Some time ago I decided to join the blogosphere, having read Steve McConnell's Call to Action (at the bottom of the page): "If you are actively developing software, I urge you to write about your insights. If you have worked on a project that taught you valuable lessons, share them."
Unfortunately (I thought at the time), all user-ids similar to my preferred id were already in use on the public blog hosts (although many of them seemed abandoned), so I dropped the idea again.
After my web-hoster went south last month, I quickly set up Apache to host my old home pages and noticed that those pages hadn't had a decent update for almost a decade, so I decided to ditch them and instead host the blog myself and started looking for a suitable platform.
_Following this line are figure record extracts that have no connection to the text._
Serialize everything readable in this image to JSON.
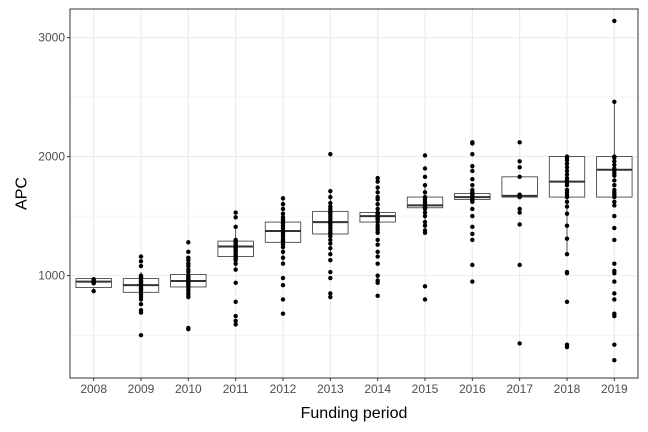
{
  "chart_data": {
    "type": "boxplot",
    "xlabel": "Funding period",
    "ylabel": "APC",
    "ylim": [
      140,
      3240
    ],
    "yticks": [
      1000,
      2000,
      3000
    ],
    "ytick_labels": [
      "1000",
      "2000",
      "3000"
    ],
    "categories": [
      "2008",
      "2009",
      "2010",
      "2011",
      "2012",
      "2013",
      "2014",
      "2015",
      "2016",
      "2017",
      "2018",
      "2019"
    ],
    "boxes": [
      {
        "category": "2008",
        "q1": 900,
        "median": 950,
        "q3": 975,
        "whisker_low": 870,
        "whisker_high": 975
      },
      {
        "category": "2009",
        "q1": 860,
        "median": 920,
        "q3": 975,
        "whisker_low": 800,
        "whisker_high": 1030
      },
      {
        "category": "2010",
        "q1": 905,
        "median": 955,
        "q3": 1010,
        "whisker_low": 830,
        "whisker_high": 1130
      },
      {
        "category": "2011",
        "q1": 1160,
        "median": 1245,
        "q3": 1290,
        "whisker_low": 1050,
        "whisker_high": 1390
      },
      {
        "category": "2012",
        "q1": 1280,
        "median": 1375,
        "q3": 1450,
        "whisker_low": 1090,
        "whisker_high": 1650
      },
      {
        "category": "2013",
        "q1": 1350,
        "median": 1450,
        "q3": 1540,
        "whisker_low": 1180,
        "whisker_high": 1710
      },
      {
        "category": "2014",
        "q1": 1450,
        "median": 1500,
        "q3": 1530,
        "whisker_low": 1360,
        "whisker_high": 1640
      },
      {
        "category": "2015",
        "q1": 1570,
        "median": 1590,
        "q3": 1660,
        "whisker_low": 1450,
        "whisker_high": 1760
      },
      {
        "category": "2016",
        "q1": 1640,
        "median": 1660,
        "q3": 1690,
        "whisker_low": 1620,
        "whisker_high": 1720
      },
      {
        "category": "2017",
        "q1": 1660,
        "median": 1670,
        "q3": 1830,
        "whisker_low": 1660,
        "whisker_high": 1830
      },
      {
        "category": "2018",
        "q1": 1660,
        "median": 1790,
        "q3": 2000,
        "whisker_low": 1180,
        "whisker_high": 2000
      },
      {
        "category": "2019",
        "q1": 1660,
        "median": 1890,
        "q3": 2000,
        "whisker_low": 1660,
        "whisker_high": 2460
      }
    ],
    "points": [
      {
        "category": "2008",
        "values": [
          970,
          960,
          955,
          950,
          945,
          940,
          935,
          870
        ]
      },
      {
        "category": "2009",
        "values": [
          1160,
          1120,
          1080,
          1000,
          990,
          980,
          975,
          960,
          950,
          940,
          930,
          920,
          910,
          900,
          890,
          880,
          860,
          840,
          820,
          800,
          760,
          710,
          690,
          500
        ]
      },
      {
        "category": "2010",
        "values": [
          1280,
          1200,
          1150,
          1130,
          1100,
          1080,
          1050,
          1030,
          1000,
          990,
          980,
          970,
          960,
          950,
          940,
          930,
          920,
          900,
          880,
          860,
          840,
          820,
          560,
          550
        ]
      },
      {
        "category": "2011",
        "values": [
          1530,
          1490,
          1410,
          1300,
          1290,
          1280,
          1270,
          1260,
          1250,
          1240,
          1230,
          1220,
          1210,
          1200,
          1180,
          1170,
          1160,
          1150,
          1140,
          1130,
          1100,
          1050,
          940,
          780,
          660,
          620,
          590
        ]
      },
      {
        "category": "2012",
        "values": [
          1650,
          1600,
          1560,
          1520,
          1490,
          1470,
          1450,
          1440,
          1420,
          1400,
          1380,
          1370,
          1360,
          1340,
          1320,
          1300,
          1290,
          1280,
          1260,
          1240,
          1200,
          1150,
          1100,
          980,
          920,
          800,
          680
        ]
      },
      {
        "category": "2013",
        "values": [
          2020,
          1710,
          1660,
          1610,
          1580,
          1560,
          1540,
          1530,
          1520,
          1500,
          1480,
          1460,
          1450,
          1440,
          1420,
          1400,
          1380,
          1360,
          1350,
          1330,
          1300,
          1270,
          1230,
          1180,
          1130,
          1030,
          980,
          850,
          820
        ]
      },
      {
        "category": "2014",
        "values": [
          1820,
          1790,
          1740,
          1700,
          1660,
          1640,
          1600,
          1560,
          1530,
          1520,
          1510,
          1500,
          1490,
          1480,
          1470,
          1450,
          1420,
          1400,
          1380,
          1360,
          1300,
          1260,
          1200,
          1160,
          1100,
          1000,
          960,
          940,
          830
        ]
      },
      {
        "category": "2015",
        "values": [
          2010,
          1900,
          1830,
          1760,
          1700,
          1660,
          1640,
          1620,
          1600,
          1590,
          1580,
          1570,
          1560,
          1530,
          1500,
          1450,
          1420,
          1380,
          1360,
          910,
          800
        ]
      },
      {
        "category": "2016",
        "values": [
          2120,
          2110,
          2020,
          1920,
          1880,
          1810,
          1760,
          1720,
          1700,
          1690,
          1680,
          1670,
          1660,
          1650,
          1640,
          1630,
          1620,
          1560,
          1500,
          1410,
          1350,
          1300,
          1090,
          950
        ]
      },
      {
        "category": "2017",
        "values": [
          2120,
          1960,
          1910,
          1830,
          1680,
          1670,
          1660,
          1560,
          1530,
          1430,
          1090,
          430
        ]
      },
      {
        "category": "2018",
        "values": [
          2000,
          1990,
          1970,
          1940,
          1910,
          1880,
          1850,
          1820,
          1800,
          1790,
          1780,
          1760,
          1720,
          1700,
          1680,
          1660,
          1620,
          1580,
          1520,
          1420,
          1310,
          1180,
          1030,
          1020,
          780,
          420,
          400
        ]
      },
      {
        "category": "2019",
        "values": [
          3140,
          2460,
          2000,
          1990,
          1960,
          1930,
          1900,
          1880,
          1860,
          1840,
          1800,
          1760,
          1720,
          1700,
          1680,
          1660,
          1620,
          1590,
          1500,
          1400,
          1300,
          1100,
          1040,
          1020,
          950,
          850,
          800,
          680,
          660,
          420,
          290
        ]
      }
    ],
    "grid": true,
    "colors": {
      "background": "#ffffff",
      "grid": "#ebebeb",
      "panel_border": "#333333",
      "box": "#333333",
      "point": "#000000",
      "tick_text": "#4d4d4d"
    }
  }
}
I soon found that most "mainstream" blogging platforms were either using MySQL, coded in PHP, or both.
My preferred database is PostgreSQL (which scores higher on the performance benchmarks and feature comparisons I've seen so far), and PHP is certainly not my first choice of programming language.
So I started looking for blogging platforms written in Python and quickly came across a post on Daniel "PyDanny" Greenfeld's blog - Daniel had already thoroughly researched the subject and had found an interesting solution: Pelican.
Pelican
Pelican creates static pages from Markdown or reStructuredText input - this eliminates the need for a database backend and even allows a very minimalistic web-server to host the pages (thereby eliminating several security risks).
As an added benefit, I can keep my input pages locally in Git.
Setting up Pelican was fairly straight-forward, as the documentation is detailed and complete - the hard part was to pick a theme among the available lot...
Pelican even sports an integrated web-server and can generate HTML output on the fly as soon as it detects that an input file was modified - this enables you to check the result of your edits practically in real time.